Fracking moves one step closer to Blyth

The scoping request has been submitted for a site at Tinker Lane between Blyth and Barnby Moor
The scoping request has been submitted for a site at Tinker Lane between Blyth and Barnby Moor

Blyth residents could face fracking after a request to carry out a ‘scoping request’ near the village was submitted to Notts County Council by Island Gas Energy.

The scoping request is for a site at Tinker Lane, on the A634 between Blyth and Barnby Moor. The council dealt with a separate scoping request from Island Gas on a site north-east of Misson earlier this year.

The submission marks the firm’s first steps towards preparing an environmental impact assessment which would need to be submitted as part of a future planning application to undertake shale gas development. Island Gas has already undertaken limited site investigations, including seismic land survey, at the site.

Sally Gill, planning manager from Nottinghamshire County Council, said the authority intended to ‘robustly review’ the scoping request.

She added: “If a planning application is submitted for shale gas development in the future, as the local planning authority our role will be to consider how suitable the site is for any shale gas exploration. This will involve looking at how the proposals affect a range of issues such as wildlife, transport and water resources.
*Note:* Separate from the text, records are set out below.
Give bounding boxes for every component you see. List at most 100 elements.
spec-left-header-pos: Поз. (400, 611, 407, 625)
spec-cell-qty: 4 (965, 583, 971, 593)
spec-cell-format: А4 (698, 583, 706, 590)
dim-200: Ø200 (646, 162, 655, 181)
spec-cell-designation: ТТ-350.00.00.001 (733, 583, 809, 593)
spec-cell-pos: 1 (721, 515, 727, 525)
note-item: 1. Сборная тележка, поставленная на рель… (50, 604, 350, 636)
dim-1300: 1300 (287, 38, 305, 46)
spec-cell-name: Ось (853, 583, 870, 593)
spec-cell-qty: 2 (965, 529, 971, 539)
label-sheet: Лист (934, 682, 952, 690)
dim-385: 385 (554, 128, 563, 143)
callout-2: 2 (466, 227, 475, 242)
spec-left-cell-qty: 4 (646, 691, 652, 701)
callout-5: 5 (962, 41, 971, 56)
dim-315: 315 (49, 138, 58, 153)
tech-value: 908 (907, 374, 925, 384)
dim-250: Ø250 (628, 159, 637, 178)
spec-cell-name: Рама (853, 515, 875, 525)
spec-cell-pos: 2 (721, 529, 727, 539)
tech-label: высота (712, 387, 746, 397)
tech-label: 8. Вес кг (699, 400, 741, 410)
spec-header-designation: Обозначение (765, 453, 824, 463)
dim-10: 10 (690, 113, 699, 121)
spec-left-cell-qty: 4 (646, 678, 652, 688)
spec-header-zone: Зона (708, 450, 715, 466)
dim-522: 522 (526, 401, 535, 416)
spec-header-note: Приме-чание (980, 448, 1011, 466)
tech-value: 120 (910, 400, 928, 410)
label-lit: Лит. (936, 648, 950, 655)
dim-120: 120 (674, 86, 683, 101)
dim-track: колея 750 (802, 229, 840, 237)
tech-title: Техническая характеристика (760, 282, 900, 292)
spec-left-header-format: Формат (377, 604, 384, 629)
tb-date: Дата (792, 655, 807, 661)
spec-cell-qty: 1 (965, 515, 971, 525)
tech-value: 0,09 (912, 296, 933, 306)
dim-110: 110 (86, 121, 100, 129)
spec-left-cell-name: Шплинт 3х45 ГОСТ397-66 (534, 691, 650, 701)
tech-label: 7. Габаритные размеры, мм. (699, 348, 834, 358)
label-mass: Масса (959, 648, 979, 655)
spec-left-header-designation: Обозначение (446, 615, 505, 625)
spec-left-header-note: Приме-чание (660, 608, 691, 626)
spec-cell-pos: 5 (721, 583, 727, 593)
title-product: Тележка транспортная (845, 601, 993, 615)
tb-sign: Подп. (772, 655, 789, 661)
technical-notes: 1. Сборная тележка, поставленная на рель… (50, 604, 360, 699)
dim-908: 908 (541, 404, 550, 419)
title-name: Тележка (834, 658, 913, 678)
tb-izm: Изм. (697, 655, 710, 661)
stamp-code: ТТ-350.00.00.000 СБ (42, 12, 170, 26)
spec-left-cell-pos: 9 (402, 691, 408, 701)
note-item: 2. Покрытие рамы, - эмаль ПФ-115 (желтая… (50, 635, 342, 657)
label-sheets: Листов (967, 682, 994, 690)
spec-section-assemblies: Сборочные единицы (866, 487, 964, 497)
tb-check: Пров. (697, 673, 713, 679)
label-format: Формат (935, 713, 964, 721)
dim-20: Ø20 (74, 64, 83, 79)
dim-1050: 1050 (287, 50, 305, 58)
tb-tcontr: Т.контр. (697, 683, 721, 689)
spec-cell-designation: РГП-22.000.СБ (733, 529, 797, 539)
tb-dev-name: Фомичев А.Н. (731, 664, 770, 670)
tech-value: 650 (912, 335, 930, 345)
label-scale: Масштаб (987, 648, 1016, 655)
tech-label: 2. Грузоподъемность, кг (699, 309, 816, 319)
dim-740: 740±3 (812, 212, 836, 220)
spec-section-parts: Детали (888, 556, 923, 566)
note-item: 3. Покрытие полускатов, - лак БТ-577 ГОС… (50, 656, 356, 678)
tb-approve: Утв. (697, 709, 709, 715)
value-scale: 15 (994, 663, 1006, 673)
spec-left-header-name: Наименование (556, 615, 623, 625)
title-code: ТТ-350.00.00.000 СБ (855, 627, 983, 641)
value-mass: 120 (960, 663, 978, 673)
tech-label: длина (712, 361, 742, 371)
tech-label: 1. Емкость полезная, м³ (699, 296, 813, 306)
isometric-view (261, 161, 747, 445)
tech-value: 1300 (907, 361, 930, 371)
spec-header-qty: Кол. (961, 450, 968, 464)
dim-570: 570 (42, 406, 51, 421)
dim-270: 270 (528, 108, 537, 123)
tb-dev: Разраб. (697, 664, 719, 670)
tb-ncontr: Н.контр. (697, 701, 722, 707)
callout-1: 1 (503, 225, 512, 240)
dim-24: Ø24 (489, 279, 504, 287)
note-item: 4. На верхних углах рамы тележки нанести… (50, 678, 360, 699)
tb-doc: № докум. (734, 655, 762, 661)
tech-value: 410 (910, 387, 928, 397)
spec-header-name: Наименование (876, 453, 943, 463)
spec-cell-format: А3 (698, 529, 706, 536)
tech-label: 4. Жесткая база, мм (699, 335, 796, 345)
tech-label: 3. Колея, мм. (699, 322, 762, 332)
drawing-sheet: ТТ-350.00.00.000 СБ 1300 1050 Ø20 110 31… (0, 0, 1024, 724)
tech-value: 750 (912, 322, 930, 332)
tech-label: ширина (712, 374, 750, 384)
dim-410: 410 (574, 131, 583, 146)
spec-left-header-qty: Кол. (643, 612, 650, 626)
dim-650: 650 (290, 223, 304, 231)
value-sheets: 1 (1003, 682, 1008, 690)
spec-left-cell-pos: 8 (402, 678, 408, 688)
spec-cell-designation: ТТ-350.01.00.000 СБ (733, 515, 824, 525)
“The company will also have to secure separate approval from a range of other organisations including the Environment Agency, Health and Safety Executive and the Department of Energy and Climate Change to make sure the site will operate safely.

“Further separate planning applications would need to be submitted by the firm if it decided to undertake additional investigations at the site, including shale gas appraisal or extraction.”

Bassetlaw Against Fracking’s chairman David Larder has branded the scoping request a ‘devious surprise’.

He said: “None of the nearby householders as far as I know have had an inkling of what was coming. Even when queries were made to the security staff that suddenly appeared at the site, they were not told anything. To spring a potentially huge operation onto tiny communities like this is a disgrace. We will study their intentions carefully because this could lead to a major fracking site - blighting property values, and bringing considerable increases in noise in the area as well as large traffic movements.”